Nothing says back-to-school like a new desktop PC with a 4K panel. At least, that’s what HP thinks this season. The company has announced re-skinned desktops and a new all-in-one PC aimed at the student crowd.
The other big news, whether HP intended it or not, is the public acknowledgment of AMD’s unannounced Radeon R9 380 GPU, which will be featured in HP’s top-of-the-line, gamer-focused mid-tower, the Envy Phoenix. Exact details of the new card aren’t known, and HP officials declined to say much about it other than its model name.
The new hardware also debuts a distinctive look for the front panel. In a departure from the conventional stacked look of most desktop PCs, the new towers squeeze laptop-size drives and other accessories into a single, vertical opening. It’s mostly a cosmetic change, but one that stands out from the crowd.
Why this matters: There’s more than usual riding on HP’s raft of new laptops and desktops. Shortly after the kids tote all this tech to class, HP’s computers and printers division will be leaving the corporate mother ship. HP has this crop and any holiday additions to show the world that it’s ready to survive—and conceivably, thrive—as an independent company.
Envy Phoenix: good specs for gamers
As HP’s top-of-the-line gaming desktop, the $899 Envy Phoenix will feature closed-looped liquid cooling. To make the most of that, HP will also offer unlocked Intel CPUs, and the company said the machines will come from the factory with overclocking options.

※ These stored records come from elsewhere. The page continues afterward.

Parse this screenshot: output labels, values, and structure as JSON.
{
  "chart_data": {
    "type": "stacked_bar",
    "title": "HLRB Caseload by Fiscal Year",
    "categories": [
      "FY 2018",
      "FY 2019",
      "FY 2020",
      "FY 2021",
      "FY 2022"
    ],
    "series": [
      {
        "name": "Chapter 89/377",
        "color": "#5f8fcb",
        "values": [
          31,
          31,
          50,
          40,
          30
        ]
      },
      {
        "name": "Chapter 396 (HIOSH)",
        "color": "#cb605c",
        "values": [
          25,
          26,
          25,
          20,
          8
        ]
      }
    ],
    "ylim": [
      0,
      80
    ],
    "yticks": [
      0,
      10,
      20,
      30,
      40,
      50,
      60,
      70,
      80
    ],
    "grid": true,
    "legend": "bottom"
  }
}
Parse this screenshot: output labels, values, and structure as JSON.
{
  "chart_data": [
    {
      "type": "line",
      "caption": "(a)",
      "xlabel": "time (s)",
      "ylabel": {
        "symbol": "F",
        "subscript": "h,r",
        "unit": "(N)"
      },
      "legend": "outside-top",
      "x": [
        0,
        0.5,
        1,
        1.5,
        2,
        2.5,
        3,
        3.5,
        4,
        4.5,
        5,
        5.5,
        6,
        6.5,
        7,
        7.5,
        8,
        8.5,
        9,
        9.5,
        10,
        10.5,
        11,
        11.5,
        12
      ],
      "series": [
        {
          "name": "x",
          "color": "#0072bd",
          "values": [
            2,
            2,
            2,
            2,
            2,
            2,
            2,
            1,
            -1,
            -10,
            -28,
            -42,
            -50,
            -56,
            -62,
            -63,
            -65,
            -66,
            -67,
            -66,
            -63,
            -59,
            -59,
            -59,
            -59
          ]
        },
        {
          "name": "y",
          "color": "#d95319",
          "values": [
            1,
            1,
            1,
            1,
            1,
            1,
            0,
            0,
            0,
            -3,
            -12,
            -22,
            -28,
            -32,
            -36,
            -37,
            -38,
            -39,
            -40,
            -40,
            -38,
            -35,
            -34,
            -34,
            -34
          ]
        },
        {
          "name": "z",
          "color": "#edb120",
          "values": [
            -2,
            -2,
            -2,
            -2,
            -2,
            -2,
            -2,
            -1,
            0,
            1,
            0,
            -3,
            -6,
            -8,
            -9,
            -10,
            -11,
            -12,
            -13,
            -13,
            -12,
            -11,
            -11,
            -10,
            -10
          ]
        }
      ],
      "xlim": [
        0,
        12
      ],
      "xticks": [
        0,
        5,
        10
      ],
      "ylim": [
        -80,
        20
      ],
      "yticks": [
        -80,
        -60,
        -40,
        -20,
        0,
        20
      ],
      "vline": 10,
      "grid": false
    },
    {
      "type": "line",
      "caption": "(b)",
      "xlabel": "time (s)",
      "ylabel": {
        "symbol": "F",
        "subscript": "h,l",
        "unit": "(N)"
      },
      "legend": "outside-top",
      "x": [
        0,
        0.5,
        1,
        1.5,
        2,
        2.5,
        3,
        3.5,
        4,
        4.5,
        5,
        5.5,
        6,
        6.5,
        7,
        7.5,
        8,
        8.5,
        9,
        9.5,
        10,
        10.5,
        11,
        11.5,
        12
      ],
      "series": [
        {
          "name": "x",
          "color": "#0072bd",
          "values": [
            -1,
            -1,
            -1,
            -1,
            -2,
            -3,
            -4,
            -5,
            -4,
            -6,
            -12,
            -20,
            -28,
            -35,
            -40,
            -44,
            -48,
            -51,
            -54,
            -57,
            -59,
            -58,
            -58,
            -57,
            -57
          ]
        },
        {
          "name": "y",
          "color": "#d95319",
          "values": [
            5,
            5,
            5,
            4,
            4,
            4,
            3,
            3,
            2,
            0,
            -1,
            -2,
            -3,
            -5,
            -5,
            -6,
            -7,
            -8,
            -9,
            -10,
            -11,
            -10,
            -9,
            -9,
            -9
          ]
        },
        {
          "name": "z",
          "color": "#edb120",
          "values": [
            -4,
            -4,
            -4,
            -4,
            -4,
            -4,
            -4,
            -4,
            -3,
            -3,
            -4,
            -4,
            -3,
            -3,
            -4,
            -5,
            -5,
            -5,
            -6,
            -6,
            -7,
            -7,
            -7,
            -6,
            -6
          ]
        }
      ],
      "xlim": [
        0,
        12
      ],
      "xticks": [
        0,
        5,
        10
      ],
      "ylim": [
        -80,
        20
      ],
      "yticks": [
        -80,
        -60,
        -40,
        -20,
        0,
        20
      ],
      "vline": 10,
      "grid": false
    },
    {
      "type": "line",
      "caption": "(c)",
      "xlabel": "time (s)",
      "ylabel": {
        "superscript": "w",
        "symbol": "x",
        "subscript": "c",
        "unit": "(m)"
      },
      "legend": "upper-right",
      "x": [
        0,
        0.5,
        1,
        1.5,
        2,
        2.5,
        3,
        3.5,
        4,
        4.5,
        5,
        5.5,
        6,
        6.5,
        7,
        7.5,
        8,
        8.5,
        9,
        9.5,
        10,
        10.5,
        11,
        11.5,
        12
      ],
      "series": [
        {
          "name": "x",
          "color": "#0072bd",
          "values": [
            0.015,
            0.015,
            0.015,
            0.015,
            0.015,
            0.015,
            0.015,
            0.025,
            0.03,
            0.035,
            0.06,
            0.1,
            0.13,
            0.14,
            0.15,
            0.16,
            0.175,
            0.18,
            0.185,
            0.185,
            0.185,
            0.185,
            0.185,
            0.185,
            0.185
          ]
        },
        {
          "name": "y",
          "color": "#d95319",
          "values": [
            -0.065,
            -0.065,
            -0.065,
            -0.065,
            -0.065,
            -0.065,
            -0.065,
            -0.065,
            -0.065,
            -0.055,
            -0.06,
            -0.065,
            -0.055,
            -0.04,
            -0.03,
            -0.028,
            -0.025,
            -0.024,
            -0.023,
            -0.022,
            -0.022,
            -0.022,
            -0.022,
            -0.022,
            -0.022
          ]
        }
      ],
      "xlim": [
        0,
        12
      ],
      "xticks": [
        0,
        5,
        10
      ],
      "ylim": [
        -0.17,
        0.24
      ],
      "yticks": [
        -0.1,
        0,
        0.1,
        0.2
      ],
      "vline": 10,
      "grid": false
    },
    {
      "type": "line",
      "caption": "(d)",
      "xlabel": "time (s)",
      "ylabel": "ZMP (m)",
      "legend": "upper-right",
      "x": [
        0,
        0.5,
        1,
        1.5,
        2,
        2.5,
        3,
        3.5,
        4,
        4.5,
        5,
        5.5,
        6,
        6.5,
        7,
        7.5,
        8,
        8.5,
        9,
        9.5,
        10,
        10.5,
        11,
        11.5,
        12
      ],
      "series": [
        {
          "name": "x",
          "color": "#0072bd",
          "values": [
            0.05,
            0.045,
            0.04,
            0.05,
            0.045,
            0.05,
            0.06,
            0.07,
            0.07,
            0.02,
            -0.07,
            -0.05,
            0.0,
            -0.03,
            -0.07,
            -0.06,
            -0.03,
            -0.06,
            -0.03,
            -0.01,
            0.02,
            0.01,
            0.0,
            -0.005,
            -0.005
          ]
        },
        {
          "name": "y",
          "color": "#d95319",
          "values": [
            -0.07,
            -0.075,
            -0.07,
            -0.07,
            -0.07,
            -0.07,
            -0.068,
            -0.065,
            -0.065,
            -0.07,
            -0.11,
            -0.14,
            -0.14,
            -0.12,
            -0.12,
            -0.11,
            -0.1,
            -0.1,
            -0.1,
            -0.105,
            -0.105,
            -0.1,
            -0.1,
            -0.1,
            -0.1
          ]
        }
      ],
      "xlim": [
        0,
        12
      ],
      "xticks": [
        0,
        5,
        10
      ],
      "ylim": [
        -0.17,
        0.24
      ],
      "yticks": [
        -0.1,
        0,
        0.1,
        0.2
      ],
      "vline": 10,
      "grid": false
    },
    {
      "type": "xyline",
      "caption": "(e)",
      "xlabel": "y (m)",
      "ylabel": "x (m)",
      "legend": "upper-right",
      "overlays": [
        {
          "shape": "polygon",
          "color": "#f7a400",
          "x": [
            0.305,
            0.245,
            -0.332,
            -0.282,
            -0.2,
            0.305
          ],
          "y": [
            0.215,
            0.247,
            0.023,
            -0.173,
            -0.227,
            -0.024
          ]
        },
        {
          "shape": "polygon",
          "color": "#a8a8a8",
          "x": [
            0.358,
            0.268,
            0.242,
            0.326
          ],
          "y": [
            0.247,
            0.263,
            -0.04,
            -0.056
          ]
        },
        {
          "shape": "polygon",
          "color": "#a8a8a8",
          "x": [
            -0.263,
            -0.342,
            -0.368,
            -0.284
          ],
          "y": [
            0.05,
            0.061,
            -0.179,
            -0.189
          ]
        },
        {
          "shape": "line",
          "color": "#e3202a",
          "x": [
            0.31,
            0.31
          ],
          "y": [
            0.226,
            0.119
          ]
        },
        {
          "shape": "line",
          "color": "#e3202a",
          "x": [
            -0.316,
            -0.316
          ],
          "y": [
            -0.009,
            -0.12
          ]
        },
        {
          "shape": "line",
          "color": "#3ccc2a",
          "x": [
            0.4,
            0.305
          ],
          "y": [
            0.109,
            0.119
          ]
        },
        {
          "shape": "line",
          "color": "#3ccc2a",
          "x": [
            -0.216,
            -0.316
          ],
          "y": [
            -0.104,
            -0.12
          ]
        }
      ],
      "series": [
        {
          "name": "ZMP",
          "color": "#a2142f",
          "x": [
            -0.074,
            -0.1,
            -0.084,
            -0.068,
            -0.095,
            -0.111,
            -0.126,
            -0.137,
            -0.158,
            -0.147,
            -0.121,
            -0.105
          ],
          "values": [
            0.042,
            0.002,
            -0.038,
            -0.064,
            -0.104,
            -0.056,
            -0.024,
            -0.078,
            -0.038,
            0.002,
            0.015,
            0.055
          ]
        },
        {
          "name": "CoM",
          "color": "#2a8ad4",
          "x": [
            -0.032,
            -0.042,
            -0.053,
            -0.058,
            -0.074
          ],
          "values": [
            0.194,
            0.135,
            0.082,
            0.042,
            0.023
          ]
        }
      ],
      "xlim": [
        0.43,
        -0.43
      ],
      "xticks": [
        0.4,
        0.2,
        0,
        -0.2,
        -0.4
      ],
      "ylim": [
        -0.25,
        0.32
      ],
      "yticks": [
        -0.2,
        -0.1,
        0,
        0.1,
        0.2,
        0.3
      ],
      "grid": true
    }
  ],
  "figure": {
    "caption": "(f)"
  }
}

Although aimed at gamers and spec’d fairly aggressively, the machine isn’t completely over-the-top. The PC is a mid-tower with a Micro ATX motherboard. At best—and I’m not even sure it’s supported—the machine could potentially support two graphics cards for gaming.
HP old adversary Dell, however, offers gaming machines through its Alienware brand with up to three GPUs aboard. HP also has no answer to Alienware’s popular Alienware X51 micro-tower, nor the company’s mini gaming box.
The new Envy Phoenix will offer audio processing from Bang & Olufsen, which is HP’s new partner for sound technology in its laptop and desktops. The company previously had an extensive partnership with Beats audio, but Apple’s purchase of Beats put an end to that.
Moving down from the Envy Phoenix, HP is also introducing its normal Envy, starting at $699 without the liquid cooling, and with options for both Intel and AMD APUs. One step down from that gets you the Pavilion line, pictured at top in its array of brightly colored, vertically-oriented cases. The main differences between the Pavilion and Envy that we can see are in pricing (the Pavilions start at $450) and internal component performance.
Pavilion All-in-One features edge-to-edge glass
HP’s other desktop announcement was its Pavilion All-in-One featuring edge-to-edge glass. There’s still a bezel, but the glass goes all the way to the edge. Although there were thoughts of ejecting optical, HP said its customers continue to want it, so a 9.5mm mobile drive is offered.
The Pavilion comes in three display sizes: a 21.5-inch model for $600, a 23-inch model for $699, and a 27-inch model (pricing yet to be announced). All sport touch and 1920×1080-resolution displays. For processing power, the new Pavilion will offer everything from Celeron to Core i7, as well as everything from A4 to A10 in AMD APUs. They will offer offer discrete GPU options too, using AMD’s no-longer-so-secret Radeon R9 GPUs.
The last announcement is a new Spectre Studio Display. This 32-inch panel cost $999 and sports a 3840×2160 resolution. On inputs, the monitor uses the latest HDMI 2.0 input, which supports 4K resolution at 60Hz, as well as a standard HDMI 1.4 port and a DisplayPort 1.2 input.
Because few have access to native 4K content, HP says the monitor features an upscaler to make standard 1080p content “look great” at 4K resolution. The final trick the Spectre Studio Display offers is support for two simultaneous inputs to be viewed at once side-by-side.
HP didn’t say what the panel technology was, but its 178-degree wide viewing angle implies IPS or IPS-like technology.